María Teresa León recibió aquellos días el estimulante respaldo de ese grupo de intelectuales extranjeros que le hizo creer, con el corazón abierto, que el mundo estaba del lado de las fuerzas populares y de la República. Aquellos hombres y mujeres admiraron su enorme capacidad de trabajo, su disposición y su belleza. «María Teresa León -escribía Alejo Carpentier-, mujer bellísima y de elegancia extraordinaria, ha puesto todas las fuerzas de su inteligencia al servicio de la causa republicana»[316]. Lo cierto es que nuestra autora tuvo ocasiones para demostrarlo, especialmente el 7 de julio, día en el que ocupó la presidencia de la quinta sesión del Congreso celebrada en Madrid, en el Cine Salamanca, con la intervención de Ehrenburg, Malraux, Bergamín, Koltsov, Alberti y Dolores Ibárruri Pasionaria. El discurso inaugural de la escritora riojana acaparó la prensa de la capital al día siguiente de su intervención: «El Segundo Congreso de Escritores tiene a orgullo poder saludar al pueblo madrileño -decía-. Los camaradas que viven en sitios tranquilos, donde aún los obuses no han roto las tejas de sus casas, donde aún se puede coser a la luz de la paz, han querido venir a ver nuestra guerra. Han venido los escritores antifascistas, han venido los escritores honrados, han venido los escritores que no se han vendido a la burguesía, porque sus plumas eran demasiado honradas y demasiado buenas para emplearlas en tan bajos menesteres»[317].
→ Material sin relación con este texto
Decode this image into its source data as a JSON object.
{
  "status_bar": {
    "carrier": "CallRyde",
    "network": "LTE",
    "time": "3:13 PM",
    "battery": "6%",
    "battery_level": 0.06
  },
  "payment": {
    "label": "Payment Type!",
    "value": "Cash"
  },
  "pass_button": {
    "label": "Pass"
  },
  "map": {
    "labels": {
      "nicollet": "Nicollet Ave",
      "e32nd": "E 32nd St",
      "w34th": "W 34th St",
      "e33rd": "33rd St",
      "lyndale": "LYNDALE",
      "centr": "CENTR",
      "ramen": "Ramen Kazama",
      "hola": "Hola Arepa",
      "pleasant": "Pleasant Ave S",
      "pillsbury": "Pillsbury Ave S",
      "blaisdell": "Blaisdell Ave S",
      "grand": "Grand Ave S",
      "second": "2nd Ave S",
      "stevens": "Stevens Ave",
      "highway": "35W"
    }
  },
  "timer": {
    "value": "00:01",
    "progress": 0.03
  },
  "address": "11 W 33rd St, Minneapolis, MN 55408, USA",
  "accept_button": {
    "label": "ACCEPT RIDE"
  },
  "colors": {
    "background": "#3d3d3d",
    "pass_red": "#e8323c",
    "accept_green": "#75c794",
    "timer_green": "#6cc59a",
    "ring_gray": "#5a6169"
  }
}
Quedaba claro que España estaba en guerra y que los participantes en aquellas jornadas corrieron también serios peligros. El poeta cubano Nicolás Guillén narraba en su libro Páginas vueltas la situación que encontraron aquellos días: «El mismo día que llegamos a Valencia, al anochecer, sonaron las sirenas; la ciudad fue bombardeada. Bonita recepción… A Marinello y a mí nos habían instalado en una misma pieza de hotel, un hotel que estaba situado en la muy valenciana calle de la Paz. Nos apresuramos a vestirnos, pues alguien nos tocó a la puerta mientras gritaba: “¡Al refugio, al refugio!”. Cuando salimos nos dimos cuenta de que la gente corría en una misma dirección, lo que nos hizo pensar que el refugio, como así fue, se encontraba en ella. Entramos de inmediato, y el espectáculo que se nos ofreció no era de los más tranquilizadores. Sobre todo, llamaban dolorosamente la atención los niños menores, apretados convulsivamente por sus madres. Al cabo de cierto tiempo -en este caso pudo haber sido una hora- sonaron las sirenas nuevamente, lo cual quería decir que el peligro había cesado. En la madrugada volvieron las sirenas a sonar y se repitió el espectáculo. […] Mientras la alarma duró, se oyeron los disparos de las antiaéreas y, a espacios regulares y profundos, los de las bombas fascistas»[318].